El mes de agosto nos ha regalado la
noticia de la aparición de Guido Carlotto, el nieto de la abuela argentina que
se ha pasado la vida buscando al niño desaparecido. "Guido", nombre
que le había dado la madre asesinada por la dictadura militar, era en realidad
"Ignacio", como le llamaba la familia adoptiva.
En el momento del encuentro
contrastaba el rostro de la abuela, iluminado con la alegría de quien había
logrado por fin ganar la batalla al olvido, con la de Ignacio-Guido, un hombre
de 37 años, que había tenido hasta ese momento "una vida extraordinariamente
feliz", según sus palabras, ignorando, eso sí, su destino.
La sociedad argentina ha celebrado
la aparición del niño desaparecido que hace en número 114. Quedan muchos más y
seguirá la lucha, ahora con el refuerzo del nieto de Laura Carlotto.

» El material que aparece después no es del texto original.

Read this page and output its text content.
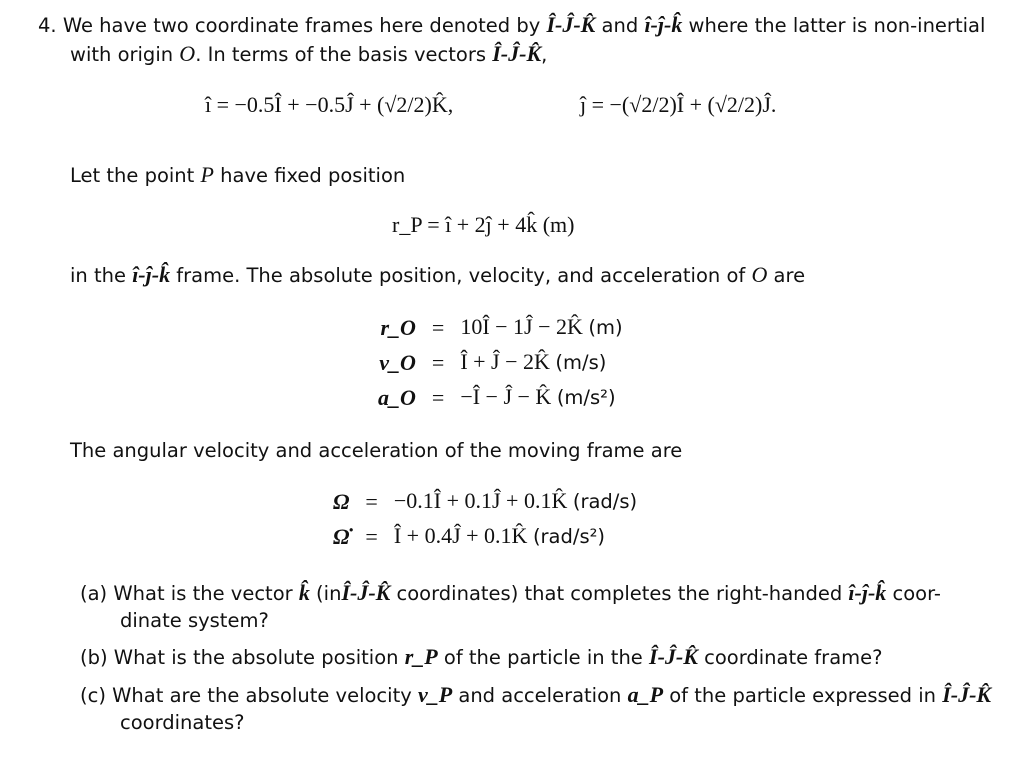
4. We have two coordinate frames here denoted by Î-Ĵ-K̂ and î-ĵ-k̂ where the latter is non-inertial
with origin O. In terms of the basis vectors Î-Ĵ-K̂,
î = −0.5Î + −0.5Ĵ + (√2/2)K̂,	ĵ = −(√2/2)Î + (√2/2)Ĵ.
Let the point P have fixed position
r_P = î + 2ĵ + 4k̂ (m)
in the î-ĵ-k̂ frame. The absolute position, velocity, and acceleration of O are
r_O	=	10Î − 1Ĵ − 2K̂ (m)
v_O	=	Î + Ĵ − 2K̂ (m/s)
a_O	=	−Î − Ĵ − K̂ (m/s²)
The angular velocity and acceleration of the moving frame are
Ω	=	−0.1Î + 0.1Ĵ + 0.1K̂ (rad/s)
Ω̇	=	Î + 0.4Ĵ + 0.1K̂ (rad/s²)
(a) What is the vector k̂ (inÎ-Ĵ-K̂ coordinates) that completes the right-handed î-ĵ-k̂ coor-
dinate system?
(b) What is the absolute position r_P of the particle in the Î-Ĵ-K̂ coordinate frame?
(c) What are the absolute velocity v_P and acceleration a_P of the particle expressed in Î-Ĵ-K̂
coordinates?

A los españoles les puede sorprender
que la sociedad argentina viva pendiente de sus desaparecidos, cuando aquí son
legión y sólo les acompaña la indiferencia de los contemporáneos. Pero se
sorprendería todavía más si tomara nota de la valentía con la que se abordan
los aspectos más turbios de todo ese pasado. No me refiero a lo que hicieron
los militares y sus secuaces, que de eso ya se han encargado los tribunales,
sino a lo que hicieron las víctimas. Y esto sí que es un asunto extremadamente
delicado.
Graciela Fernández Meijide,
escritora y política que llegó a ser ministra, es también la madre de un joven,
Pablo, desaparecido con 17 años. Su desaparición supuso un largo viaje en busca
del hijo y también de la verdad. Quería saber dónde estaba Pablo: dónde estaba,
es decir, qué pensaba y qué hacía cuando le secuestraron para no volver. El
resultado de su investigación es un libro conmovedor titulado Eran humanos, no héroes. Lo que rodeaba
a su hijo era un mundo violento y fanatizado, con ideas revolucionarias
suicidas, con dirigentes políticos -y ella señala sobre todo a los Montoneros-
irresponsables que mandaban a jóvenes al matadero mientras ellos se ponían a
buen recaudo. La búsqueda de la verdad lleva a esta madre de una víctima a
reconocer la responsabilidad de su hijo y sobre todo la de los dirigentes
políticos que sacrificaban los derechos humanos y, por supuesto, la democracia,
en el altar de violentos ensueños revolucionarios.
No eran héroes. Es más: lo que del
libro se deduce, aunque no lo diga la autora, es que muchos eran delincuentes.
Víctimas y delincuentes ¿es eso posible?. A ello se refiere Héctor Ricardo
Leis, un ex-montonero, autor de otro libro imprescindible, Un testamento de los años 70. Mataban no para hacer justicia sino
para cubrir el cupo de terror que la organización les asignaba con el fin de
conseguir objetivos políticos tan nimios como para llamar la atención de Perón.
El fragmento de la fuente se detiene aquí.